TF-IDF by document

karthe · September 10, 2015, 7:32am

Hi all,

I want to calculate the TF-IDF by document. I dont know how to do this

I am able to do this by term. But dont know how to do that by document. Kindly advice me. This will help me to compare a document with another document.

Thanks,

Karthikeyan P

Iris · September 14, 2015, 11:04am

the tf-idf cannot be calculated for a document. It tells you how often a term occurs in the set of documents divided by how often in occurs in any document.

For comparing documents I would point you to our example server, Kilian made some very nice examples there e.g. the 009002_DocumentClustering generates a vector for each document and than clusters them.

Best regards, Iris

kilian.thiel · September 27, 2015, 12:55pm

Hi,

in case you haven't found a solution, attached is an example workflow, showing how to count TF, IDF values and multiply them using the Math Formula node.

Cheers, Kilian

tagcounting.zip

karelman · September 28, 2015, 12:16pm

I make it this way: you need 3 nodes, TF, IDF and a Java Snippet in which you make the calculation.

// Enter your code here:
out_TFxIDF = c_TFabs * c_IDF;

Geo · September 28, 2015, 10:38pm

Thank you for the example. I have only two questions:

- Why do you use relative TF instead of absolute TF ?

- Is there any way not to count the terms in the title ?

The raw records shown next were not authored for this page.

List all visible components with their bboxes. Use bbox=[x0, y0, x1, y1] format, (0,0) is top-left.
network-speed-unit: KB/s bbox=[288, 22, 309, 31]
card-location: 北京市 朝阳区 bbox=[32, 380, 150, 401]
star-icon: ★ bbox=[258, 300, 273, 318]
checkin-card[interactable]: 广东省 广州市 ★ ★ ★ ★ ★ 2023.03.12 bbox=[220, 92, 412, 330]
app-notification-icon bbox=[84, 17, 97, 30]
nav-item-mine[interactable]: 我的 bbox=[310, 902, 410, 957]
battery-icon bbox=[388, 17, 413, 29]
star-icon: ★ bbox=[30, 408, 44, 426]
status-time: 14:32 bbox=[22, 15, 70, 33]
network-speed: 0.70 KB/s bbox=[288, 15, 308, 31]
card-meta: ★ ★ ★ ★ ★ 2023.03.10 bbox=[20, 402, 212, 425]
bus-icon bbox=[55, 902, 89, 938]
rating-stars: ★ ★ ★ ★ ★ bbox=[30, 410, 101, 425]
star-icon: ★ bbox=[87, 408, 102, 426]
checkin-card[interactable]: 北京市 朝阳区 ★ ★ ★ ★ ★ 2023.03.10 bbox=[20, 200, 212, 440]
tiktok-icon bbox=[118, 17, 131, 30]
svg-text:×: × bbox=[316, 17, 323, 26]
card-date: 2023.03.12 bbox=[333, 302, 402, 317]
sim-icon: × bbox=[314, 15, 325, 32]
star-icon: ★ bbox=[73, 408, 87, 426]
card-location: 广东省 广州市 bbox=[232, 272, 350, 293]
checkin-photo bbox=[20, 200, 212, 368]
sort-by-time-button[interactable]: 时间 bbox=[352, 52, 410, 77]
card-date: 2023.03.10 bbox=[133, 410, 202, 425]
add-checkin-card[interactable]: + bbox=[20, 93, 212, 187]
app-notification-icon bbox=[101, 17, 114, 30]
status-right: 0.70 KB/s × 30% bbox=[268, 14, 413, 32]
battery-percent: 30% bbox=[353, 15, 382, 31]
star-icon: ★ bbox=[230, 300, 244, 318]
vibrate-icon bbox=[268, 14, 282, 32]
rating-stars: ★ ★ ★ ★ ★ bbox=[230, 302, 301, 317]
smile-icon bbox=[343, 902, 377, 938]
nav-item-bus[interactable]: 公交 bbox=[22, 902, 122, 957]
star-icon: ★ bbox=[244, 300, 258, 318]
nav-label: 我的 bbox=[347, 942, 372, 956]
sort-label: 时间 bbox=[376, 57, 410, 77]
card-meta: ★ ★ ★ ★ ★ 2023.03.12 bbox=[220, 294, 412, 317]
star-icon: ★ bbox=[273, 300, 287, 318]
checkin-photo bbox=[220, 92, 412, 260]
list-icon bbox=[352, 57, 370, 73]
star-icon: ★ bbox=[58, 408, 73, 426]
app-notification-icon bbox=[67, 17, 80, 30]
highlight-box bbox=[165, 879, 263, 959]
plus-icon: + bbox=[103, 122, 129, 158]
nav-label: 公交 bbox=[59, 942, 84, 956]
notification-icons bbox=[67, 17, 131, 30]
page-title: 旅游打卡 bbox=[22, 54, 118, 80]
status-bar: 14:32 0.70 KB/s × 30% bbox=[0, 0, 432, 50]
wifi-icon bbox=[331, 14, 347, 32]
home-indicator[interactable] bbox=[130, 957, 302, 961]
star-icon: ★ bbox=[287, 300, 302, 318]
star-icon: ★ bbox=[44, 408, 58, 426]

kilian.thiel · September 29, 2015, 8:42pm

Hi Geo,

- for the well known TF*IDF value (https://en.wikipedia.org/wiki/Tf%E2%80%93idf) the relativ TF is used. The absolute value is not that meaningful.

- no. A workaround would be, not to set the title or use a dummy title string, e.g. an ID.

Cheers, Kilian

Geo · September 29, 2015, 11:50pm

Thank you, Kilian.

I guess the text processing features depend a lot on what one intends to do. I've used them to perform some transformations and mining on a single text column (no title, no authors) for a supervised classification task. I found that for this kind of exercise the current document class seems to be a tad too complex. Maybe it would be worthwhile allowing the possibility in the String To Document node to set some options to "none" (e.g. title, authors, etc.) instead of having to choose an empty string variable in each case.

kilian.thiel · September 30, 2015, 12:39pm

Hi Geo,

thank you for the feedback. I agree that the document creation requires too many mandatory fields and I will think about making more fields optional.

Cheers, Kilian

system · June 2, 2023, 9:49pm

This topic was automatically closed 90 days after the last reply. New replies are no longer allowed.